Nun aber wirklich zur Sache. „Tierschutz im tierärztlichen Alltag“ lautet das zentrale Thema des Bundestreffens im Kongresszentrum der Westfalenhallen. Vier Fachleute berichteten in der Pressekonferenz aus den Arbeitsgruppen. Da ging es um Tierschutz im Pferdesport, in der Kleintierpraxis, bei Behörden und in der Nutztierhaltung – unter besonderer Berücksichtigung der „kleinen Wiederkäuer“ (Schafe und Ziegen).

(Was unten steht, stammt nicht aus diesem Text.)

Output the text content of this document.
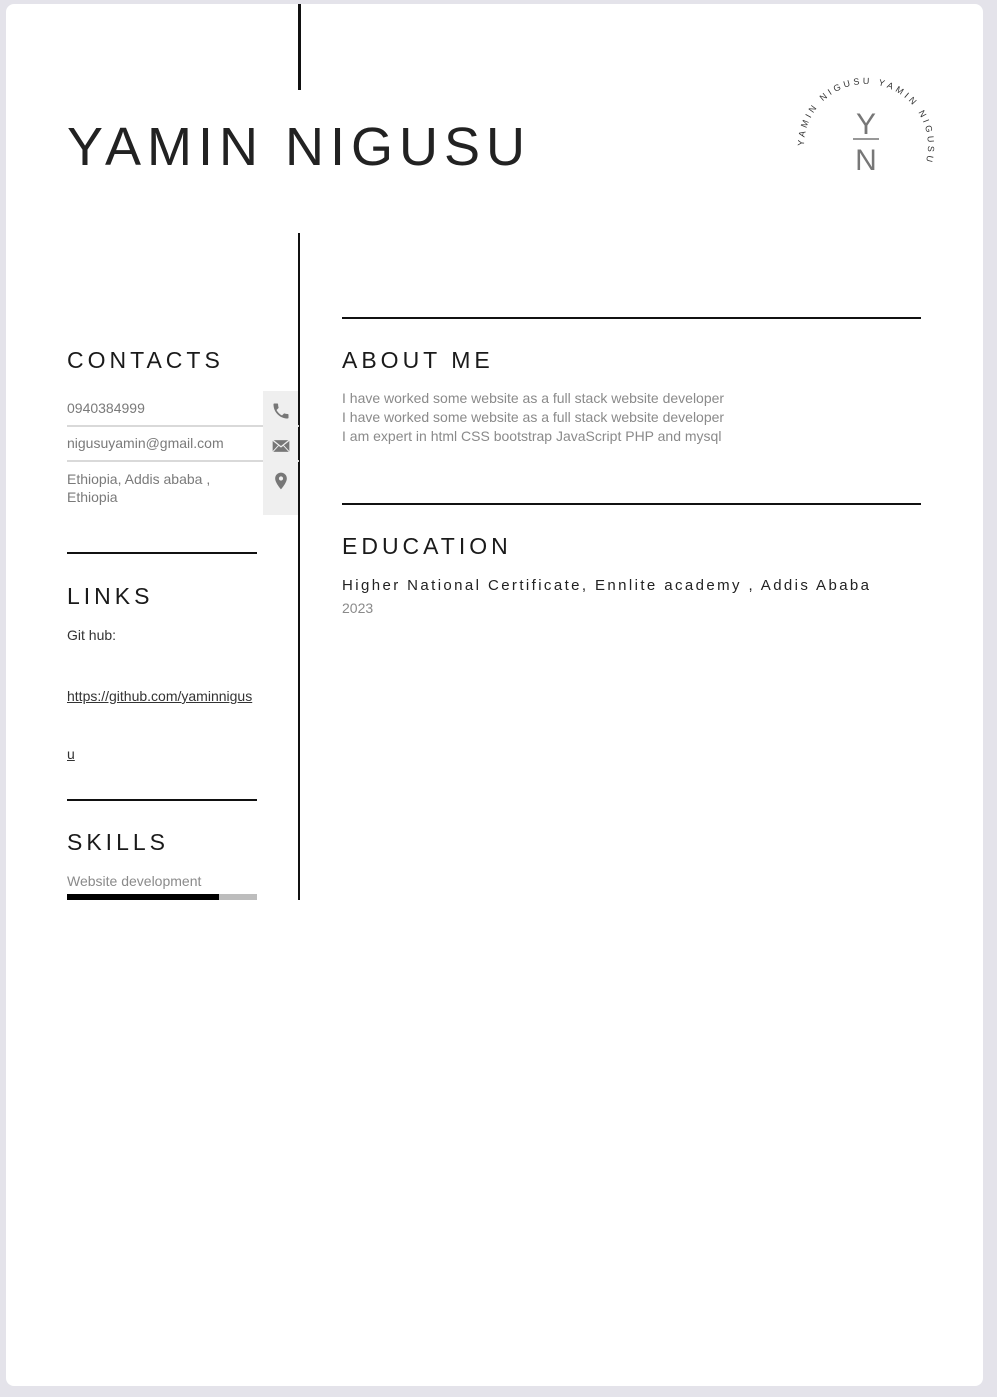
YAMIN NIGUSU	YAMIN NIGUSU YAMIN NIGUSU
Y
N
CONTACTS
0940384999
nigusuyamin@gmail.com
Ethiopia, Addis ababa , Ethiopia
LINKS
Git hub:

https://github.com/yaminnigusu

SKILLS
Website development
ABOUT ME
I have worked some website as a full stack website developer
I have worked some website as a full stack website developer
I am expert in html CSS bootstrap JavaScript PHP and mysql
EDUCATION
Higher National Certificate, Ennlite academy , Addis Ababa
2023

Da wurden vor allem (weit überwiegend berechtigte) Forderungen gestellt, die jedoch insgesamt einen Wust von Regelungen und wuchernde Bürokratie nach sich ziehen könnten, abgesehen vom wachsenden Personalbedarf und Kostensteigerungen. Nur mal einige Beispiele, der Einfachheit halber ungegendert:
- Es sollten möglichst alle Heimtierhalter auf Eignung geprüft werden.
- Pferdehalterinnen und Pferdehalter sollen ihre Sachkunde zertifizieren lassen.
- Bei allen Reitveranstaltungen sollte mindestens ein Tierarzt dauerhaft anwesend und mit weit reichenden Befugnissen ausgestattet sein.
- Alle Ausrüstungs-Gegenstände in Pferdesport und sonstiger Pferdehaltung sollen auf Tauglichkeit überprüft werden – ungefähr wie Autos beim TÜV.
- Hundetrainer sollen u. a. durch Tierärzte ausgebildet werden.
- Angehende Juristen sollen in ihrem Studium mehr zum Tierschutzrecht lernen.
- Bestimmte Tiere („Defektzuchten“, Qualzuchten) sollen z. B. auch in Werbung und Mode strikt verboten werden.
- Ein europaweites Register für Hunde und Katzen muss eingerichtet werden.
- Tierärzte sollen in Ausübung ihrer Tätigkeit bei etwaigen Konflikten geschützt werden, darin attackierten Rettungskräften vergleichbar.
- Es fehlt eine „Heimtierverordnung“.
- Es fehlt eine zentrale Tiergesundheits-Datenbank.
- Es fehlt eine Datenbank zu Tierhalte-Verboten.
- Tierärztliche Ämter brauchen mehr Personal und bessere Arbeitsbedingungen.
- Es gibt zu viele Einschränkungen bei medikamentösen Behandlungen von Tieren.
- Viele Regelungen müssen bundesweit vereinheitlicht werden.
Und so weiter. Richtig „viel Holz“. Dazu hieß es auf dem Podium: „Wer nicht fordert, bekommt auch nichts.“ Schon richtig. Wie soll es sonst gehen? Aber in der Summe wirkte es denn doch ein wenig begehrlich – wie halt bei allen Interessenverbänden.
Was außerdem auffiel: Es war eine Pressekonferenz, doch mit Fragen und Statements meldeten sich praktisch ausschließlich Kongressteilnehmer, also tierärztliche Fachleute zu Wort. Am Ende war ich vielleicht der einzige Medienvertreter, der ein Frage gestellt hat. Das wäre mir unangenehm. Soll man daraus etwa schließen, dass die Standesorganisation der Veterinäre im eigenen Saft schmort? Oder zeugt es eben von besonderem, manchmal geradezu hitzigem Engagement? Oder mangelt es den Medien schlichtweg an Interesse?